Le D.A.E.U. (Diplôme d’accès aux études universitaires) peut se préparer à Châteaubriant. C’est une démarche volontaire de remise à niveau.
Au cours de l’année : un important travail individuel est nécessaire. Un travail collectif, des directives, une mise en commun, sont proposés au cours de regroupements (10 fois, entre fin octobre et fin mai). Ces rencontres ont lieu au Lycée Guy-Môquet.

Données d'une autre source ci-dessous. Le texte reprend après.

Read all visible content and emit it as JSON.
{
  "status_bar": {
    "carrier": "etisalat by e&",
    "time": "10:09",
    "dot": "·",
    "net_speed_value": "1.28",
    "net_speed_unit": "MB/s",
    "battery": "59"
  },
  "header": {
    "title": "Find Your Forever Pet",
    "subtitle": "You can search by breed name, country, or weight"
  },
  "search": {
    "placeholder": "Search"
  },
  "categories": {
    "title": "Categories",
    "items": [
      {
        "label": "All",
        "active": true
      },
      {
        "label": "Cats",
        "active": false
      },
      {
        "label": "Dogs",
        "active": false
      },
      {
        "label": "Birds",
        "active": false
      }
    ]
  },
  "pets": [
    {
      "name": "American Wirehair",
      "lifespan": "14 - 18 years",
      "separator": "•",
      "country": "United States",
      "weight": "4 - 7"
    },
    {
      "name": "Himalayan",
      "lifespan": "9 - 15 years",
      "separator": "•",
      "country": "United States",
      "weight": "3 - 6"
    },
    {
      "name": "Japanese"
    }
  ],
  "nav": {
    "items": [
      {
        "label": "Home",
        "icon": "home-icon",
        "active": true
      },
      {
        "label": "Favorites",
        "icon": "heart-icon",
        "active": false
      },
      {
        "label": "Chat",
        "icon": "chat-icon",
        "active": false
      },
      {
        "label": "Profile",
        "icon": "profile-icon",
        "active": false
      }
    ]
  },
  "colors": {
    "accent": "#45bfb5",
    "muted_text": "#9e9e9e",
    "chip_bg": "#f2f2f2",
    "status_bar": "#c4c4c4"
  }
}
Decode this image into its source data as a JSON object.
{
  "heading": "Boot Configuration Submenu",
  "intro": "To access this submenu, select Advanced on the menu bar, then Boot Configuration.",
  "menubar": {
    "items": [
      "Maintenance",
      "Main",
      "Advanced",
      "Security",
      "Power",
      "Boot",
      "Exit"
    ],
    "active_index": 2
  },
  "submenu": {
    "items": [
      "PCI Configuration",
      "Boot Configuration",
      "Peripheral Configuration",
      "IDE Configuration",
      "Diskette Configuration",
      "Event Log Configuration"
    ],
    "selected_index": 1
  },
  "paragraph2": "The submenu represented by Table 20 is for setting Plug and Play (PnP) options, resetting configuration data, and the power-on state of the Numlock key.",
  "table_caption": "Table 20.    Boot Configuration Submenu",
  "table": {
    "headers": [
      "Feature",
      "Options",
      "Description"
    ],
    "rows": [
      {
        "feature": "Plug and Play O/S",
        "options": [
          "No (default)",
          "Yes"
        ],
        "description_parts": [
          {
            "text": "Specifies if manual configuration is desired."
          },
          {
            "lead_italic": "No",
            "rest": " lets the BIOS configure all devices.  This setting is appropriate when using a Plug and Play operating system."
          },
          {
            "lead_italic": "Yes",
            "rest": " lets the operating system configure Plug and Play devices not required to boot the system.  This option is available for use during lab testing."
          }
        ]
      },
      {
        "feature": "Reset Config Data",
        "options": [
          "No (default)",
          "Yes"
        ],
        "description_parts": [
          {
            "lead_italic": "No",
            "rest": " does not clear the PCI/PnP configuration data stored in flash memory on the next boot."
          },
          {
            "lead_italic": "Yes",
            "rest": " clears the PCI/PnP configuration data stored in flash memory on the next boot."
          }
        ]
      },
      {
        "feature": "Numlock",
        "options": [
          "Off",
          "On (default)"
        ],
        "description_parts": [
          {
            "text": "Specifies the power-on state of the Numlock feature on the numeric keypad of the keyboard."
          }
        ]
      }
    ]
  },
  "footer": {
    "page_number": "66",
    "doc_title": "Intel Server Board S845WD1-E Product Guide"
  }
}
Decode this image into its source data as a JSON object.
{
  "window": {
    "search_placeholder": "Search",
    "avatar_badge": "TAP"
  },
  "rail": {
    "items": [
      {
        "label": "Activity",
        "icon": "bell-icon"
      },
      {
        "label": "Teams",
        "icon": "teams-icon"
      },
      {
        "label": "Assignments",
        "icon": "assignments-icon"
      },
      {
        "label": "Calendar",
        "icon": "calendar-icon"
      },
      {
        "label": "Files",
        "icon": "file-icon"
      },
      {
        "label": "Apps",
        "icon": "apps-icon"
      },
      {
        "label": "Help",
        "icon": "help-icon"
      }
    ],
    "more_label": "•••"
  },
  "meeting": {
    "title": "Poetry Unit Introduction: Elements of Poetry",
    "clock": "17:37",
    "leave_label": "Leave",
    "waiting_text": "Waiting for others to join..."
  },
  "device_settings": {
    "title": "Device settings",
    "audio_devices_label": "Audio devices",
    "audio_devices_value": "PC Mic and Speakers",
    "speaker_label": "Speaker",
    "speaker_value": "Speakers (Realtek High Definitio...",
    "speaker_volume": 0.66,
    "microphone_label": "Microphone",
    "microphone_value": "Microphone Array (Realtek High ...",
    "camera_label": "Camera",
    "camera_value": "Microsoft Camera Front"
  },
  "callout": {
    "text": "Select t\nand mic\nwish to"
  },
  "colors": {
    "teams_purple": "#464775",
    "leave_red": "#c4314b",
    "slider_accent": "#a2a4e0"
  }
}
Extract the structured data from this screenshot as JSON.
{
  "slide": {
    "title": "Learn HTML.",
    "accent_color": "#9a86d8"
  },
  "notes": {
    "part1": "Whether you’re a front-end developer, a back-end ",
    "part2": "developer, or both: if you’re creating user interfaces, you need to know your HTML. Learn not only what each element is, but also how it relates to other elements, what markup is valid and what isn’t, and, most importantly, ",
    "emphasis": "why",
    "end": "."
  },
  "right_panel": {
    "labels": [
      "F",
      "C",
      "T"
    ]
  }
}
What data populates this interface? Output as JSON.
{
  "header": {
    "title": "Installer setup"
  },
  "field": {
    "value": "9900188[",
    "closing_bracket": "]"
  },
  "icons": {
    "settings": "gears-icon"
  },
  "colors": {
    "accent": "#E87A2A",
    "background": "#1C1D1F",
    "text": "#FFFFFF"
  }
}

Elles permettent aux stagiaires de s’insérer dans un groupe où ils peuvent confronter leurs difficultés, s’entraider et soutenir leur motivation.
Outils de travail :
- des manuels (avec une part importante réservée à la méthodologie : apprendre à apprendre) et des cassettes vidéo. - Un tutorat téléphonique : des professeurs sont à la disposition des stagiaires. - Un site internet, propose un complément d’exercices et de travail, et un forum qui permet aux stagiaires d’échanger entre eux.
Public :
- Personnes engagées dans la vie professionnelle. - Personnes désireuses de compléter leur formation initiale pour se reconvertir, accéder à une promotion, ou simplement pour parfaire leur culture générale.
Qualités exigées :
- Une grande détermination (l’année est lourde car il y a beaucoup de travail à fournir). - Des qualités d’organisation et la régularité dans le travail. - De la persévérance ; une bonne ouverture d’esprit.
Modalités d’inscription :
- Par téléphone auprès du service de Formation Continue de l’Université de Nantes au : 02.51.25.07.31. - Par courrier à : Université de Nantes – Service de Formation Continue – DAEU, 2bis, boulevard Léon Bureau, BP 96228, 44262 – Nantes Cedex 2. - Par internet : daeu [at] univ-nantes.fr.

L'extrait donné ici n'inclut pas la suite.